That is exactly why I was cautious to buy into Sokol's theory at first. After discussing with a native who was very adiment that it is just a variant of [ʒɛ] I am reaonably convinced now that it is not a German loanword.


----------



## Outsider

Thanks; that certainly makes a lot of sense. In Portuguese, too, it's common to say "it is" meaning "yes".


----------



## berndf

Outsider said:


> Thanks; that certainly makes a lot of sense. In Portuguese, too, it's common to say "it is" meaning "yes".


To make sure there is no misunderstanding. I was referring to





sokol said:


> Anyway: in that case I think we should at least keep the possibility in mind that /gea/ simply _could _go back to /si/.


This is what I believe now. You find [ʃi] and [ʃɛ] in Ladinic/Rumantisch dialects which I would assume to be derived from /si/ as [s]> [ʃ] is typical for Rumantsch. [ʒi] or [ʒɛ] are plausible variants.


----------



## sokol

After some thinking about it: it is possible, even quite likely that an original [ʒɛ] for (probably) all Rumantsch dialects has been _motivated _by German "ja" to change to [ʒa] - that is, no loan (= originally Romance etymology) but influence of German to move [ɛ]towards [a].
For that however pronunciation of "ja" in Bündnerdeutsch also would be relevant; I don't know how it's pronounced in the German dialects there, and if it were /jo/ (with half-open /o/) and not /jɒ/ or /jɑ/ then such an influence would be less likely.

Such influences - that is, convergence of two languages in bilingual regions - aren't uncommon at all especially in cases like Graubünden where people were bilingual for centuries. Sometimes such influence isn't much more but to "move preferences" - that is, in case two varieties [ʒɛ] and [ʒa] exist to make [ʒa] more frequent = the variety having a vowel in common with German (= the second language spoken).

Still I'd be more in favour of a Romance explanation, without convergence influence of German - especially because [ʒɛ] is the more common Rumuntsch variety; if there would be any German influence it would be more likely for [ʒa] being more popular, as explained above.


----------



## Sprocedato

Hi!

Sardinian _*eja*_: Puddu's Sardinian dictionary (monolingual, see ditzionariu online) says that _éja_ [ˈeja] is a strengthened form of *éi* [ei]. He notes that the initial _e_ is a closed [e] even though, according to a phonetic law of Sardinian, a following _a_ should cause the _e_ to become open [ɛ]. This proves that this _a_ did not originally belong to the word.
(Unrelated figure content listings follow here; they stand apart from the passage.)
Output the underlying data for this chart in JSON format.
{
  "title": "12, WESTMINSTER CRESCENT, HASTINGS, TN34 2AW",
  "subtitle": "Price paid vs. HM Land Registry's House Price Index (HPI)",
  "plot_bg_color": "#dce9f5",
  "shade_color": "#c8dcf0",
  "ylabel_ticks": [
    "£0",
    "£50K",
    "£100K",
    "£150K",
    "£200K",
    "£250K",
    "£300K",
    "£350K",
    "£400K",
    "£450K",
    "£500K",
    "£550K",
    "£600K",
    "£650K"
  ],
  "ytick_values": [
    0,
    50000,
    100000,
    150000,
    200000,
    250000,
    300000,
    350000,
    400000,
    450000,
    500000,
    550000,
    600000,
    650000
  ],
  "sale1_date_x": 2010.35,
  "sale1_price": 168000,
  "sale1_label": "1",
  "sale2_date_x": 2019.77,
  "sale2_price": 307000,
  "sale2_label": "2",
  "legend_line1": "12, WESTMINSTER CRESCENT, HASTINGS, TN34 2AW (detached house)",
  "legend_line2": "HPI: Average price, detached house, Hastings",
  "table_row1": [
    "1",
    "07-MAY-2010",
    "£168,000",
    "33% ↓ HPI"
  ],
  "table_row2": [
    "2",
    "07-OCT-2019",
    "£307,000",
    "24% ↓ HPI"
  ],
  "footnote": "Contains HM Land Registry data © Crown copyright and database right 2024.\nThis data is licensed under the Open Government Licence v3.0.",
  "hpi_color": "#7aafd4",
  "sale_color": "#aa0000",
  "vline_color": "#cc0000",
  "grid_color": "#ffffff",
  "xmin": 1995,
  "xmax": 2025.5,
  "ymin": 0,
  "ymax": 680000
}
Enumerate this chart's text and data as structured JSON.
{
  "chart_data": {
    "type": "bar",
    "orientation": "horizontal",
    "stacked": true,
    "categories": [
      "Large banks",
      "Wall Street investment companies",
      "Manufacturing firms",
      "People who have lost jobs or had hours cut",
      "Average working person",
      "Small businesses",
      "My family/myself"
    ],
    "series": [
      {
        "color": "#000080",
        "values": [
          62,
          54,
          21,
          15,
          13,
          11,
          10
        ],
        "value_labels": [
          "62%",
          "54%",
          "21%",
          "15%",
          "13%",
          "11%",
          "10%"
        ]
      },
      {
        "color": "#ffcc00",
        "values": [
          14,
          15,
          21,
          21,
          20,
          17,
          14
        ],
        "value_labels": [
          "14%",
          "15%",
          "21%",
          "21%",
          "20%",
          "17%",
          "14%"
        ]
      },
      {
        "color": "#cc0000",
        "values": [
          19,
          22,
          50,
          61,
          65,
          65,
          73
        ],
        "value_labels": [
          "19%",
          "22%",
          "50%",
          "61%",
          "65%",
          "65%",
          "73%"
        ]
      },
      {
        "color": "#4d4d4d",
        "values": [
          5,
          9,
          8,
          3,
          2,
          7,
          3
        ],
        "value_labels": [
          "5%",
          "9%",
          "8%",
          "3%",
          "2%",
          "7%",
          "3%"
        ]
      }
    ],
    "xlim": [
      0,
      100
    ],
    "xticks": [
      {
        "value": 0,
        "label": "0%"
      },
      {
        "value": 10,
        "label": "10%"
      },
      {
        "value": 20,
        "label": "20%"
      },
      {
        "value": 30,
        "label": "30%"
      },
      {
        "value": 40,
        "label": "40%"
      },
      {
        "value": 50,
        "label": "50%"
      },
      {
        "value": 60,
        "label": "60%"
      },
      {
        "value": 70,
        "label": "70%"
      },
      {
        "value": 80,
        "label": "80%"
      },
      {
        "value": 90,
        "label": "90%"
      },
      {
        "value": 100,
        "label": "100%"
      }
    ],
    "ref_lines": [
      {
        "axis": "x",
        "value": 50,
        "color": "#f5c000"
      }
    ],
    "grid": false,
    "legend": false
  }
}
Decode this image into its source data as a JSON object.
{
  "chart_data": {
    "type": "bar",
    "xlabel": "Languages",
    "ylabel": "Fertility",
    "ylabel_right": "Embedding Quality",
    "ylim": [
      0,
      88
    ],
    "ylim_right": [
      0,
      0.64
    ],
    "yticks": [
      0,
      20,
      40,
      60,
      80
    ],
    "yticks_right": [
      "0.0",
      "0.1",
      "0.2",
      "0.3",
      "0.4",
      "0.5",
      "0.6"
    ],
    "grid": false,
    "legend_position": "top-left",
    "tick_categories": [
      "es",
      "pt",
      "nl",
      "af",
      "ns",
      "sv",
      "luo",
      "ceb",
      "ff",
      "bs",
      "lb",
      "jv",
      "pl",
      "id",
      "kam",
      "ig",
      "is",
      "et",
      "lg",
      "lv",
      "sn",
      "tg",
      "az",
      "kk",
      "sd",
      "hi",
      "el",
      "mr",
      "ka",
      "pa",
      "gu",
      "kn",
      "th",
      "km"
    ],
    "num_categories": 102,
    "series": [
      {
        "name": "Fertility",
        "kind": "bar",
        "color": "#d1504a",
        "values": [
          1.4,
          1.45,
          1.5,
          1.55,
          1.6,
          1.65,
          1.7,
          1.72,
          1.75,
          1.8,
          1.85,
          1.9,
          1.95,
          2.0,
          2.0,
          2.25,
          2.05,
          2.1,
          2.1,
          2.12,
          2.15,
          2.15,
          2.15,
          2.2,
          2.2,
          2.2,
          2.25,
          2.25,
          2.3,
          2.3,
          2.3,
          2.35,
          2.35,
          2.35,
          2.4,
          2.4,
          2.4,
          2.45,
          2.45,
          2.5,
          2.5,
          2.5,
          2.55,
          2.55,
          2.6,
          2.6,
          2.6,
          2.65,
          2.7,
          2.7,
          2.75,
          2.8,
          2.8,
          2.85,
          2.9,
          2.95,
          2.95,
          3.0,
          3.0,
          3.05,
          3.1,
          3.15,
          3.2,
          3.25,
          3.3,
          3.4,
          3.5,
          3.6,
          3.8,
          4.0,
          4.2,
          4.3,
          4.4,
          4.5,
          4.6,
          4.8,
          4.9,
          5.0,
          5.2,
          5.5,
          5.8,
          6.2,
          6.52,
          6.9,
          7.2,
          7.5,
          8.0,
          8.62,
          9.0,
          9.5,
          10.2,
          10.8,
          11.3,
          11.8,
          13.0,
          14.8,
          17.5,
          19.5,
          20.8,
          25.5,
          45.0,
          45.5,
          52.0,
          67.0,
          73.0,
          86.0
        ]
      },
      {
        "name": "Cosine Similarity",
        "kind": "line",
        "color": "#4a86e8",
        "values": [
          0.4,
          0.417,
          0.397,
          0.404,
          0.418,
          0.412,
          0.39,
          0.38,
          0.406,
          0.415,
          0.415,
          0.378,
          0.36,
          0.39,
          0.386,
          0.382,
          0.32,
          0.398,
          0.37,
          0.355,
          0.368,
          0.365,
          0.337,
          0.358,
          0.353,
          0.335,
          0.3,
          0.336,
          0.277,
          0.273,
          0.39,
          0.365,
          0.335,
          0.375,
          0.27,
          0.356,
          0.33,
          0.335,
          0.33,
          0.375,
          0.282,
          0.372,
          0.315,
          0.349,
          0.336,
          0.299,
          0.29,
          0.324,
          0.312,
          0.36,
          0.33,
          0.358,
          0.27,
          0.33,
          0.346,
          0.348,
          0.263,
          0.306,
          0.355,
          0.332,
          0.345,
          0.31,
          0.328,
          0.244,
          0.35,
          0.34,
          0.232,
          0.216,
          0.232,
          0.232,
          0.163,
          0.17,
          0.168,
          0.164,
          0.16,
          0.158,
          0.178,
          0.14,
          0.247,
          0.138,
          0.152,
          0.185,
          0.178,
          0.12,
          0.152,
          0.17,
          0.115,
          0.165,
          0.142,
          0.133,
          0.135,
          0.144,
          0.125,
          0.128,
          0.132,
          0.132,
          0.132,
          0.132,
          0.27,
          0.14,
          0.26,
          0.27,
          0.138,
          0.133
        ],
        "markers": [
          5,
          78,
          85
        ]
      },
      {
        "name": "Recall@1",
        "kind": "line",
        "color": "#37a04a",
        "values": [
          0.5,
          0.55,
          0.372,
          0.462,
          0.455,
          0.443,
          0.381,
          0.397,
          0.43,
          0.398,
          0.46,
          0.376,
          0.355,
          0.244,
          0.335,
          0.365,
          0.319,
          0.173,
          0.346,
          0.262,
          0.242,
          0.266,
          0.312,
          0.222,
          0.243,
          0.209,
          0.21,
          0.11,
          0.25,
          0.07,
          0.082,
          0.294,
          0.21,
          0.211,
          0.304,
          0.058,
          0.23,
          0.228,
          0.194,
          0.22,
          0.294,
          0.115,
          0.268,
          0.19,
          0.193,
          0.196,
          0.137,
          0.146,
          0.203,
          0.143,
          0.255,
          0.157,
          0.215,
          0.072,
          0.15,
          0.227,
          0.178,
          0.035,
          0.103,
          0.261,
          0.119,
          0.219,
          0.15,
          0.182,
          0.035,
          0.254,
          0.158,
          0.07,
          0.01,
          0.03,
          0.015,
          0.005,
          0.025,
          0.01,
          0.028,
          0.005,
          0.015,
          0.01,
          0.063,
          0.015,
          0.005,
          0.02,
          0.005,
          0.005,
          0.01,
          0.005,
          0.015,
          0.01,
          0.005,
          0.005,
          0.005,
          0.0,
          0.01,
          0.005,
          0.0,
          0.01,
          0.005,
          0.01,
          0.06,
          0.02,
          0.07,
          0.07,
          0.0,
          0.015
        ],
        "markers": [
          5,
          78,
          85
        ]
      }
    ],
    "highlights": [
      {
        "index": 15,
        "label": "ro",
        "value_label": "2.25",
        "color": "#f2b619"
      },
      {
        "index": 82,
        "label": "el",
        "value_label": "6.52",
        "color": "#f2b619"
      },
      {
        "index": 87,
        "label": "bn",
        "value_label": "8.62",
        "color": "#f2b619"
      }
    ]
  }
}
Just one step towards the etymology...


----------



## Joannes

Sprocedato said:


> With _*oc*_ the Occitan (and maybe Catalan?) languages


Yes, upto one point. (Only the tag Q *oi?* 'right?' remains as a relic of this in Catalan nowadays.)


----------



## Sprocedato

sokol said:


> Sardinian 'giai' ([ʒai] I guess?)



It's pronounced [dʒai] with an affricate. Other variants are _zai_ [dzai], _ciai_ [tʃai]. There are also variants without the paragogic _i_: _già_, _za_. It regularly comes from Latin _iam_. It is used as ‘yes’, but it's mainly an emphatic particle: «_giai mi dh'ais a nàrrere!»_ ‘You will say it to me!’ (_giai_ not translated because there is no equivalent particle in English, as far as I know).

Sardinian _giai_ is (most probably) not connected with Sardinian _eja_, _ei_. With reference to the latter, Blasco Ferrer says «di natura espressiva»; that is, without further etymology. (Eduardo Blasco Ferrer, _Storia linguistica della Sardegna_, Niemeyer Verlag, 1984)

Sardinian _emmo_ [ˈɛmmo] is yet another way to say ‘yes’. It apparently comes from Latin _immo_, but the _e_ is unexpected (we would expect Sardinian _*immo_).




Joannes said:


> Yes, upto one point. (Only the tag Q *oi?* 'right?' remains as a relic of this in Catalan nowadays.)



Very intreresting, thank you. I was just guessing.  (I've moved my citation of Dante to the thread *'Yes' distinction in Romance*.)


----------